Recipe

Zucchini Cakes
Zucchini Cakes

Serves: 4

Ingredients:

2 cups shredded zucchini, squeezed dry
1 ¼ cups seasoned bread crumbs, divided
1 small onion, chopped
2 large eggs, beaten
1 tablespoon butter, melted
2 tablespoons chopped fresh parsley
2 teaspoons Old Bay seafood seasoning
Vegetable oil for frying the zucchini cakes – about 3 – 4 tablespoons

Tzatziki Sauce

2 cups thick Greek yogurt
3 cloves garlic, coarsely chopped
4 Tablespoons chopped fresh dill
1 tablespoon freshly squeezed lemon juice (or to taste)
Drizzle of Greek Olive Oil
Salt and freshly ground pepper

Directions:

Combine zucchini, 1 cup bread crumbs, onion, eggs, butter, parsley, and seafood seasoning in a bowl; mix until well combined.

Form mixture into 6 round cakes and transfer to a parchment lined quarter sheet pan. Refrigerate for a minimum of 30 – 45 minutes. I often put my formed cakes in the freezer to give them a good chill before proceeding with the recipe – chill until very firm but not frozen!

Remove from refrigerator and pat remaining bread crumbs onto both sides of the cakes.

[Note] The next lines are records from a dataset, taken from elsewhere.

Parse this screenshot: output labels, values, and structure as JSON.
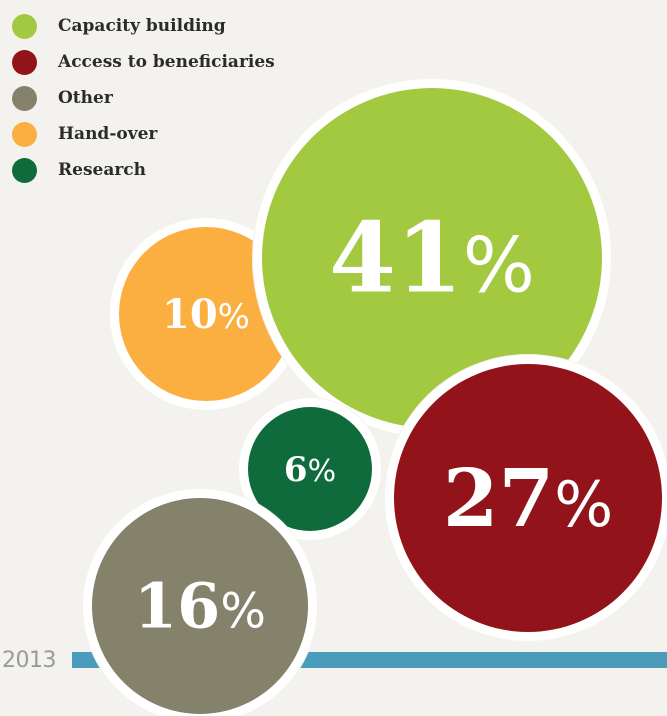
{
  "chart_data": {
    "type": "bubble",
    "title": "",
    "legend_position": "top-left",
    "series": [
      {
        "name": "Capacity building",
        "value": 41,
        "color": "#a2c93f"
      },
      {
        "name": "Access to beneficiaries",
        "value": 27,
        "color": "#921319"
      },
      {
        "name": "Other",
        "value": 16,
        "color": "#85826c"
      },
      {
        "name": "Hand-over",
        "value": 10,
        "color": "#fbaf41"
      },
      {
        "name": "Research",
        "value": 6,
        "color": "#0f6b3c"
      }
    ],
    "value_suffix": "%",
    "year": "2013"
  },
  "accent_color": "#4b9bbb"
}
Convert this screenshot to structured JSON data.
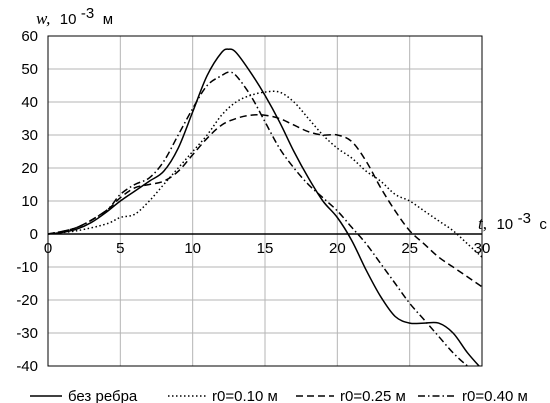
{
  "chart_data": {
    "type": "line",
    "ylabel": {
      "var": "w,",
      "unit_base": "10",
      "unit_exp": "-3",
      "unit_suffix": "м"
    },
    "xlabel": {
      "var": "t,",
      "unit_base": "10",
      "unit_exp": "-3",
      "unit_suffix": "с"
    },
    "xlim": [
      0,
      30
    ],
    "ylim": [
      -40,
      60
    ],
    "x_ticks": [
      0,
      5,
      10,
      15,
      20,
      25,
      30
    ],
    "y_ticks": [
      -40,
      -30,
      -20,
      -10,
      0,
      10,
      20,
      30,
      40,
      50,
      60
    ],
    "x_tick_labels": [
      "0",
      "5",
      "10",
      "15",
      "20",
      "25",
      "30"
    ],
    "y_tick_labels": [
      "-40",
      "-30",
      "-20",
      "-10",
      "0",
      "10",
      "20",
      "30",
      "40",
      "50",
      "60"
    ],
    "grid": true,
    "legend_position": "bottom",
    "series": [
      {
        "name": "без ребра",
        "style": "solid",
        "color": "#000000",
        "x": [
          0,
          1,
          2,
          3,
          4,
          5,
          6,
          7,
          8,
          9,
          10,
          11,
          12,
          12.5,
          13,
          14,
          15,
          16,
          17,
          18,
          19,
          20,
          21,
          22,
          23,
          24,
          25,
          26,
          27,
          28,
          29,
          30
        ],
        "y": [
          0,
          0.5,
          1.5,
          3.5,
          6.5,
          10,
          13,
          16,
          19,
          26,
          37,
          48,
          55,
          56,
          55,
          49,
          42,
          34,
          25,
          17,
          10,
          5,
          -2,
          -11,
          -19,
          -25,
          -27,
          -27,
          -27,
          -30,
          -36,
          -41
        ]
      },
      {
        "name": "r0=0.10 м",
        "style": "dotted",
        "color": "#000000",
        "x": [
          0,
          2,
          4,
          5,
          6,
          7,
          8,
          9,
          10,
          11,
          12,
          13,
          14,
          15,
          16,
          17,
          18,
          19,
          20,
          21,
          22,
          23,
          24,
          25,
          26,
          27,
          28,
          29,
          30
        ],
        "y": [
          0,
          1,
          3,
          5,
          6,
          10,
          15,
          20,
          25,
          30,
          36,
          40,
          42,
          43,
          43,
          40,
          35,
          30,
          26,
          23,
          19,
          16,
          12,
          10,
          7,
          4,
          1,
          -3,
          -7
        ]
      },
      {
        "name": "r0=0.25 м",
        "style": "dashed",
        "color": "#000000",
        "x": [
          0,
          2,
          4,
          5,
          6,
          7,
          8,
          9,
          10,
          11,
          12,
          13,
          14,
          15,
          16,
          17,
          18,
          19,
          20,
          21,
          22,
          23,
          24,
          25,
          26,
          27,
          28,
          29,
          30
        ],
        "y": [
          0,
          2,
          7,
          11,
          14,
          15,
          16,
          19,
          24,
          29,
          33,
          35,
          36,
          36,
          35,
          33,
          31,
          30,
          30,
          28,
          22,
          14,
          7,
          1,
          -3,
          -7,
          -10,
          -13,
          -16
        ]
      },
      {
        "name": "r0=0.40 м",
        "style": "dashdot",
        "color": "#000000",
        "x": [
          0,
          2,
          4,
          5,
          6,
          7,
          8,
          9,
          10,
          11,
          12,
          12.5,
          13,
          14,
          15,
          16,
          17,
          18,
          19,
          20,
          21,
          22,
          23,
          24,
          25,
          26,
          27,
          28,
          29,
          30
        ],
        "y": [
          0,
          2,
          7,
          12,
          15,
          17,
          22,
          30,
          38,
          45,
          48,
          49,
          48,
          42,
          34,
          26,
          20,
          15,
          11,
          7,
          2,
          -3,
          -9,
          -15,
          -21,
          -26,
          -31,
          -36,
          -40,
          -43
        ]
      }
    ]
  }
}
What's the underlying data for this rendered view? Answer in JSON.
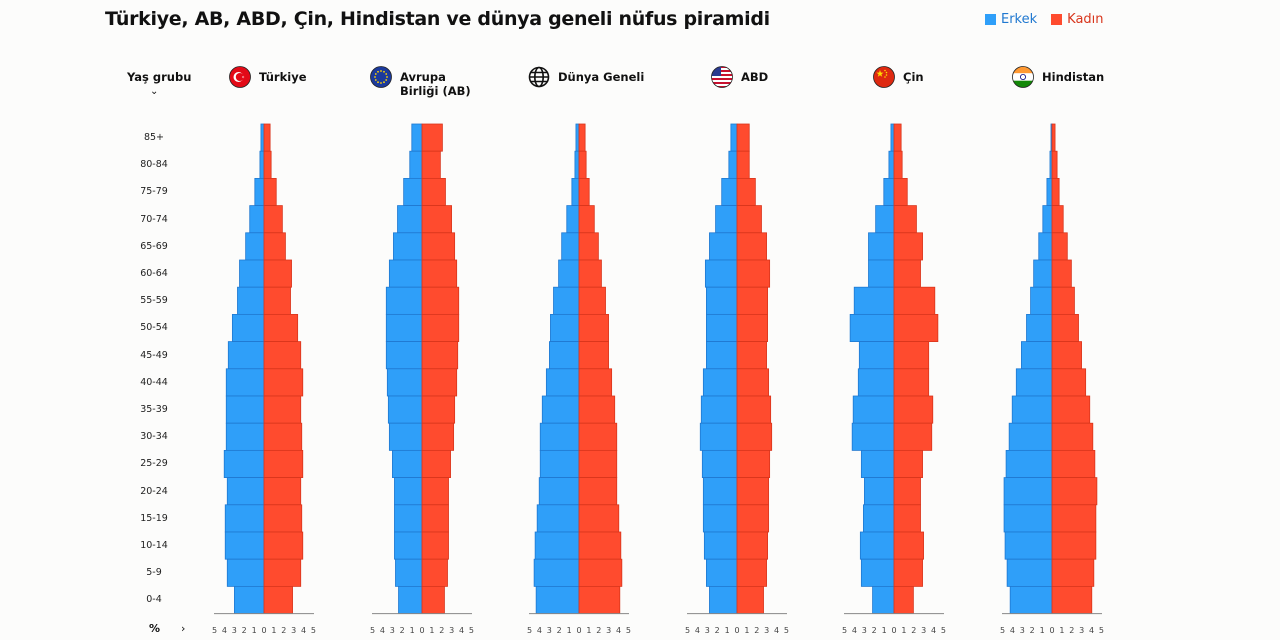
{
  "title": "Türkiye, AB, ABD, Çin, Hindistan ve dünya geneli nüfus piramidi",
  "legend": {
    "male": "Erkek",
    "female": "Kadın"
  },
  "colors": {
    "male": "#2f9ff9",
    "female": "#ff4b2e",
    "male_border": "#1f78d0",
    "female_border": "#d8351c",
    "axis": "#888888"
  },
  "age_header": "Yaş grubu",
  "age_header_icon": "chevron-down-icon",
  "unit_label": "%",
  "unit_icon": "chevron-right-icon",
  "chart_data": {
    "type": "bar",
    "orientation": "horizontal-population-pyramid",
    "categories": [
      "85+",
      "80-84",
      "75-79",
      "70-74",
      "65-69",
      "60-64",
      "55-59",
      "50-54",
      "45-49",
      "40-44",
      "35-39",
      "30-34",
      "25-29",
      "20-24",
      "15-19",
      "10-14",
      "5-9",
      "0-4"
    ],
    "xlim": [
      -5,
      5
    ],
    "x_tick_labels": [
      "5",
      "4",
      "3",
      "2",
      "1",
      "0",
      "1",
      "2",
      "3",
      "4",
      "5"
    ],
    "legend_position": "top-right",
    "grid": false,
    "panels": [
      {
        "name": "Türkiye",
        "icon": "turkey-flag-icon",
        "male": [
          0.3,
          0.4,
          0.9,
          1.4,
          1.8,
          2.4,
          2.6,
          3.1,
          3.5,
          3.7,
          3.7,
          3.7,
          3.9,
          3.6,
          3.8,
          3.8,
          3.6,
          2.9
        ],
        "female": [
          0.6,
          0.7,
          1.2,
          1.8,
          2.1,
          2.7,
          2.6,
          3.3,
          3.6,
          3.8,
          3.6,
          3.7,
          3.8,
          3.6,
          3.7,
          3.8,
          3.6,
          2.8
        ]
      },
      {
        "name": "Avrupa Birliği (AB)",
        "icon": "eu-flag-icon",
        "male": [
          1.0,
          1.2,
          1.8,
          2.4,
          2.8,
          3.2,
          3.5,
          3.5,
          3.5,
          3.4,
          3.3,
          3.2,
          2.9,
          2.7,
          2.7,
          2.7,
          2.6,
          2.3
        ],
        "female": [
          2.0,
          1.8,
          2.3,
          2.9,
          3.2,
          3.4,
          3.6,
          3.6,
          3.5,
          3.4,
          3.2,
          3.1,
          2.8,
          2.6,
          2.6,
          2.6,
          2.5,
          2.2
        ]
      },
      {
        "name": "Dünya Geneli",
        "icon": "globe-icon",
        "male": [
          0.3,
          0.4,
          0.7,
          1.2,
          1.7,
          2.0,
          2.5,
          2.8,
          2.9,
          3.2,
          3.6,
          3.8,
          3.8,
          3.9,
          4.1,
          4.3,
          4.4,
          4.2
        ],
        "female": [
          0.6,
          0.7,
          1.0,
          1.5,
          1.9,
          2.2,
          2.6,
          2.9,
          2.9,
          3.2,
          3.5,
          3.7,
          3.7,
          3.7,
          3.9,
          4.1,
          4.2,
          4.0
        ]
      },
      {
        "name": "ABD",
        "icon": "usa-flag-icon",
        "male": [
          0.6,
          0.8,
          1.5,
          2.1,
          2.7,
          3.1,
          3.0,
          3.0,
          3.0,
          3.3,
          3.5,
          3.6,
          3.4,
          3.3,
          3.3,
          3.2,
          3.0,
          2.7
        ],
        "female": [
          1.2,
          1.2,
          1.8,
          2.4,
          2.9,
          3.2,
          3.0,
          3.0,
          2.9,
          3.1,
          3.3,
          3.4,
          3.2,
          3.1,
          3.1,
          3.0,
          2.9,
          2.6
        ]
      },
      {
        "name": "Çin",
        "icon": "china-flag-icon",
        "male": [
          0.3,
          0.5,
          1.0,
          1.8,
          2.5,
          2.5,
          3.9,
          4.3,
          3.4,
          3.5,
          4.0,
          4.1,
          3.2,
          2.9,
          3.0,
          3.3,
          3.2,
          2.1
        ],
        "female": [
          0.7,
          0.8,
          1.3,
          2.2,
          2.8,
          2.6,
          4.0,
          4.3,
          3.4,
          3.4,
          3.8,
          3.7,
          2.8,
          2.6,
          2.6,
          2.9,
          2.8,
          1.9
        ]
      },
      {
        "name": "Hindistan",
        "icon": "india-flag-icon",
        "male": [
          0.1,
          0.2,
          0.5,
          0.9,
          1.3,
          1.8,
          2.1,
          2.5,
          3.0,
          3.5,
          3.9,
          4.2,
          4.5,
          4.7,
          4.7,
          4.6,
          4.4,
          4.1
        ],
        "female": [
          0.3,
          0.5,
          0.7,
          1.1,
          1.5,
          1.9,
          2.2,
          2.6,
          2.9,
          3.3,
          3.7,
          4.0,
          4.2,
          4.4,
          4.3,
          4.3,
          4.1,
          3.9
        ]
      }
    ]
  }
}
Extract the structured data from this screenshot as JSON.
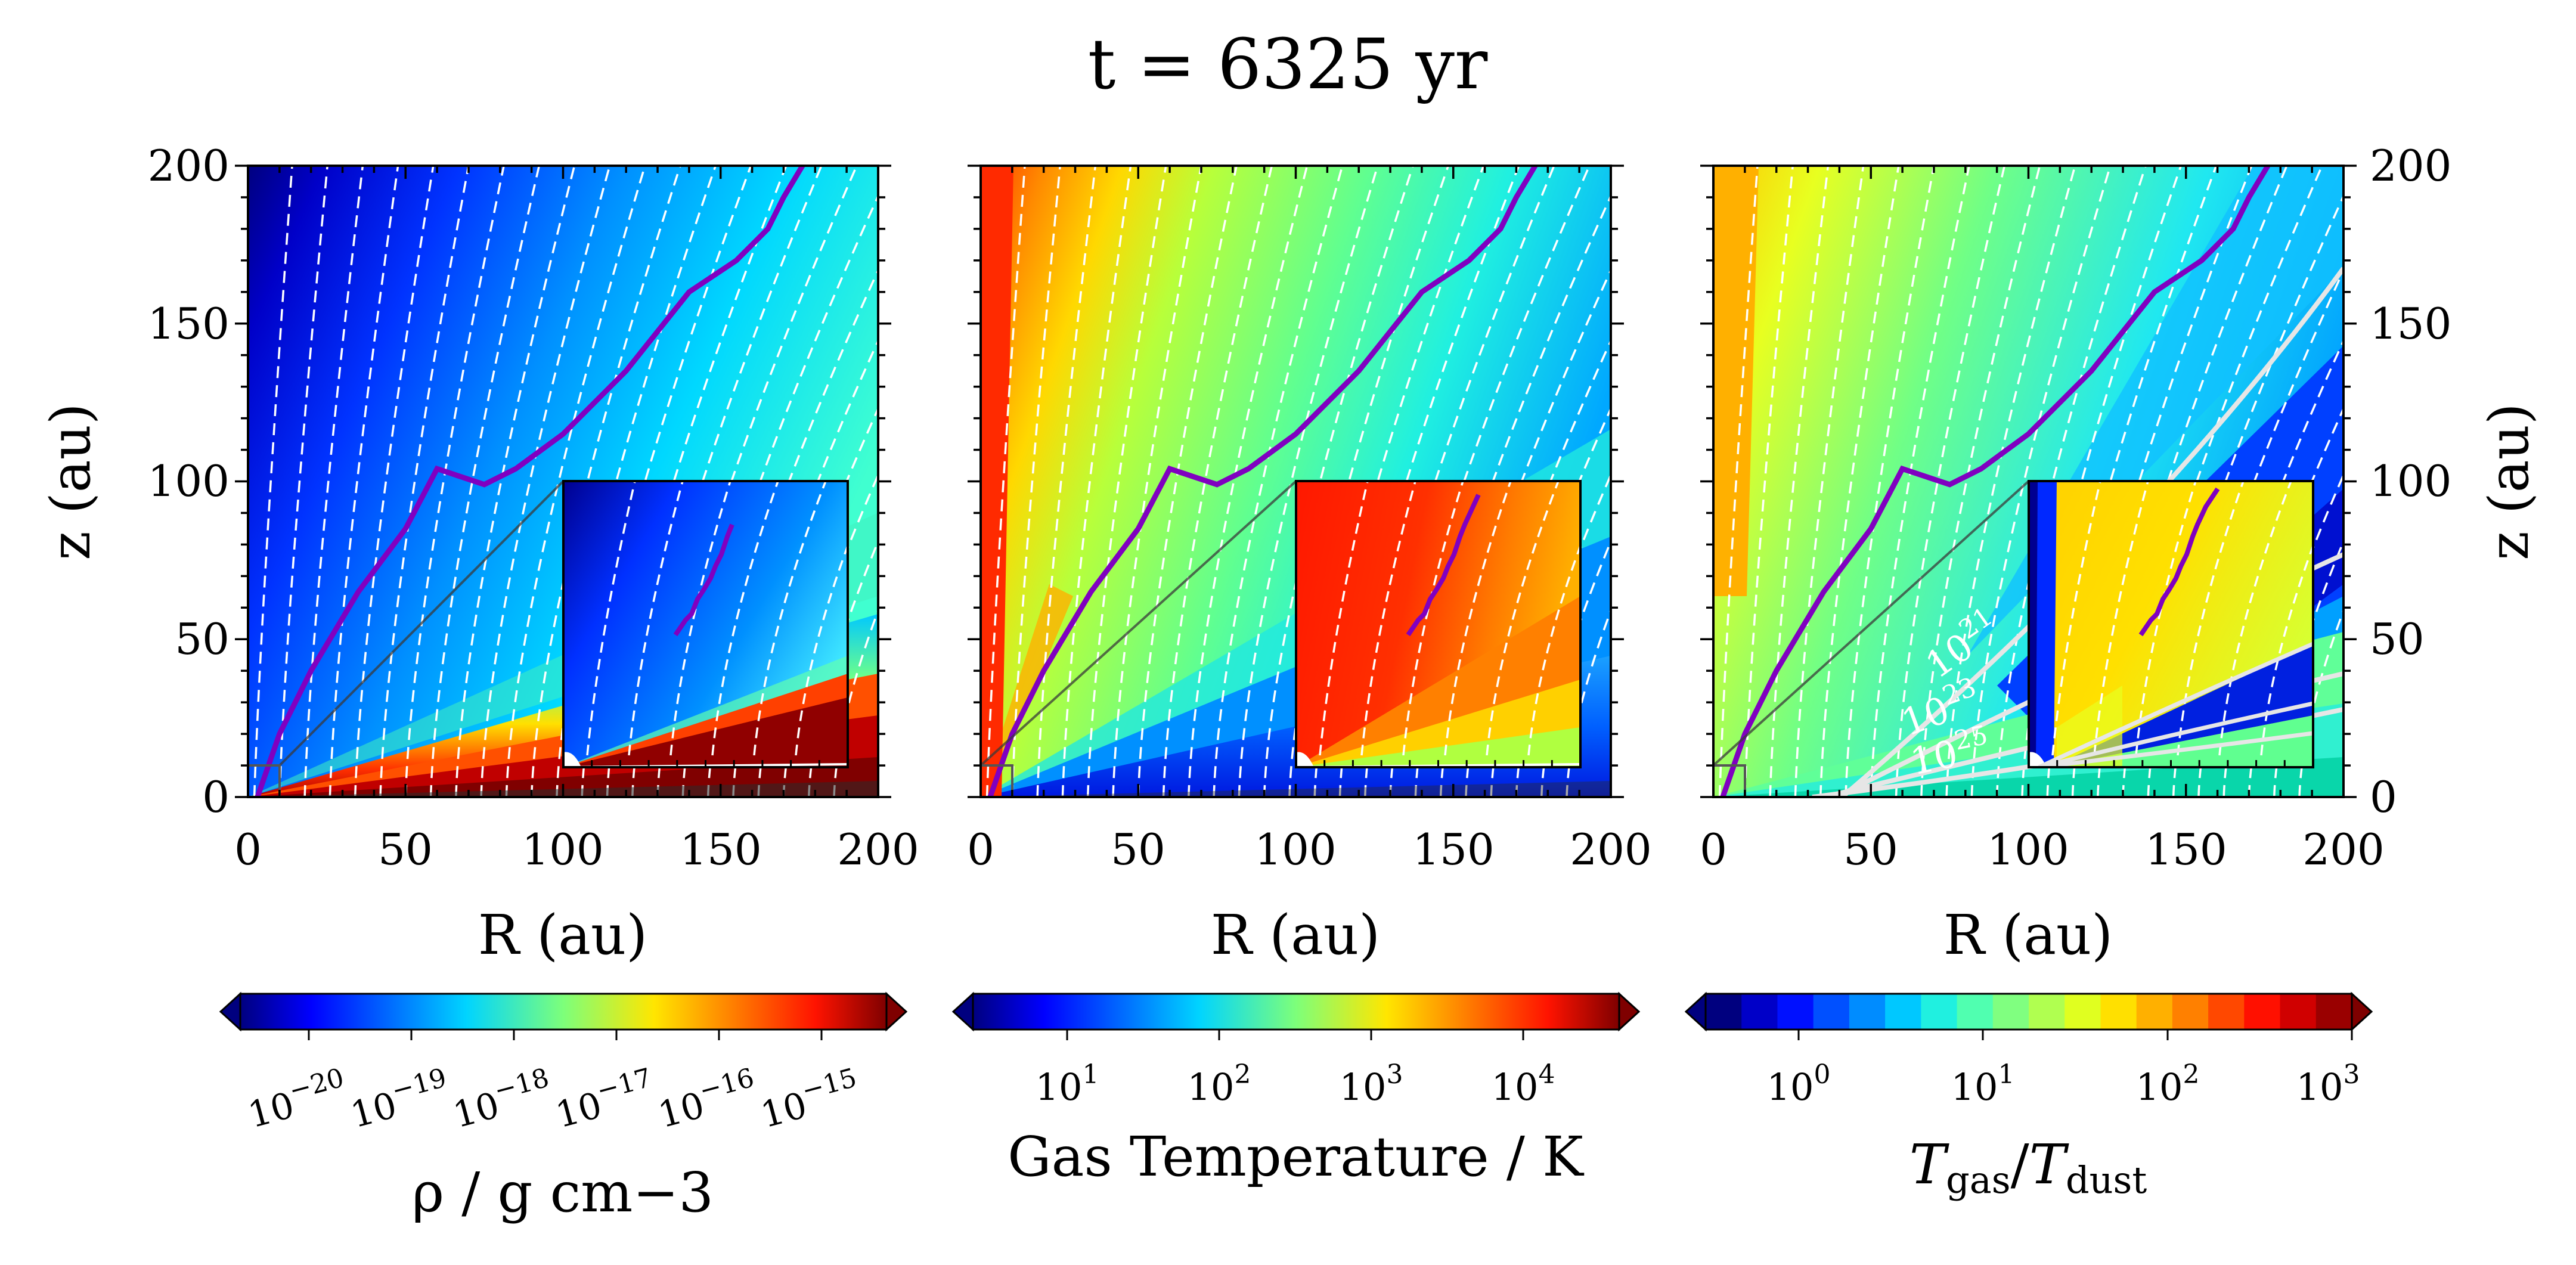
{
  "figure_title": "t = 6325 yr",
  "panels": [
    {
      "id": "density",
      "xlabel": "R (au)",
      "ylabel": "z (au)",
      "xticks": [
        "0",
        "50",
        "100",
        "150",
        "200"
      ],
      "yticks": [
        "0",
        "50",
        "100",
        "150",
        "200"
      ],
      "colorbar": {
        "label": "ρ / g cm−3",
        "scale": "log",
        "ticks": [
          {
            "base": "10",
            "exp": "−20"
          },
          {
            "base": "10",
            "exp": "−19"
          },
          {
            "base": "10",
            "exp": "−18"
          },
          {
            "base": "10",
            "exp": "−17"
          },
          {
            "base": "10",
            "exp": "−16"
          },
          {
            "base": "10",
            "exp": "−15"
          }
        ],
        "extend": "both"
      }
    },
    {
      "id": "gas-temperature",
      "xlabel": "R (au)",
      "xticks": [
        "0",
        "50",
        "100",
        "150",
        "200"
      ],
      "colorbar": {
        "label": "Gas Temperature / K",
        "scale": "log",
        "ticks": [
          {
            "base": "10",
            "exp": "1"
          },
          {
            "base": "10",
            "exp": "2"
          },
          {
            "base": "10",
            "exp": "3"
          },
          {
            "base": "10",
            "exp": "4"
          }
        ],
        "extend": "both"
      }
    },
    {
      "id": "temperature-ratio",
      "xlabel": "R (au)",
      "ylabel": "z (au)",
      "xticks": [
        "0",
        "50",
        "100",
        "150",
        "200"
      ],
      "yticks": [
        "0",
        "50",
        "100",
        "150",
        "200"
      ],
      "contour_labels": [
        {
          "base": "10",
          "exp": "21"
        },
        {
          "base": "10",
          "exp": "23"
        },
        {
          "base": "10",
          "exp": "25"
        }
      ],
      "colorbar": {
        "label_main": "T",
        "label_sub1": "gas",
        "label_sep": "/",
        "label_main2": "T",
        "label_sub2": "dust",
        "scale": "log",
        "ticks": [
          {
            "base": "10",
            "exp": "0"
          },
          {
            "base": "10",
            "exp": "1"
          },
          {
            "base": "10",
            "exp": "2"
          },
          {
            "base": "10",
            "exp": "3"
          }
        ],
        "extend": "both"
      }
    }
  ],
  "chart_data": {
    "type": "heatmap",
    "title": "t = 6325 yr",
    "xlim": [
      0,
      200
    ],
    "ylim": [
      0,
      200
    ],
    "xlabel": "R (au)",
    "ylabel": "z (au)",
    "inset": {
      "xlim": [
        0,
        10
      ],
      "ylim": [
        0,
        10
      ]
    },
    "purple_boundary": [
      [
        3,
        0
      ],
      [
        10,
        20
      ],
      [
        20,
        40
      ],
      [
        35,
        65
      ],
      [
        50,
        85
      ],
      [
        60,
        104
      ],
      [
        75,
        99
      ],
      [
        85,
        104
      ],
      [
        100,
        115
      ],
      [
        120,
        135
      ],
      [
        140,
        160
      ],
      [
        155,
        170
      ],
      [
        165,
        180
      ],
      [
        170,
        190
      ],
      [
        176,
        200
      ]
    ],
    "colorbar_ranges": {
      "density_g_cm3": [
        1e-21,
        1e-15
      ],
      "gas_temperature_K": [
        3,
        30000
      ],
      "tgas_over_tdust": [
        0.3,
        1000
      ]
    }
  }
}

Heat oil in a large non-stick skillet over medium heat. Fry chilled zucchini cakes until browned, 7 to 8 minutes per side. Drain on paper towels before serving and serve with Tzatziki Sauce.

Tzatziki Sauce

Combine all ingredients in a bowl and mix until well combined. Season, to taste, with salt and pepper. Transfer to a small serving bowl.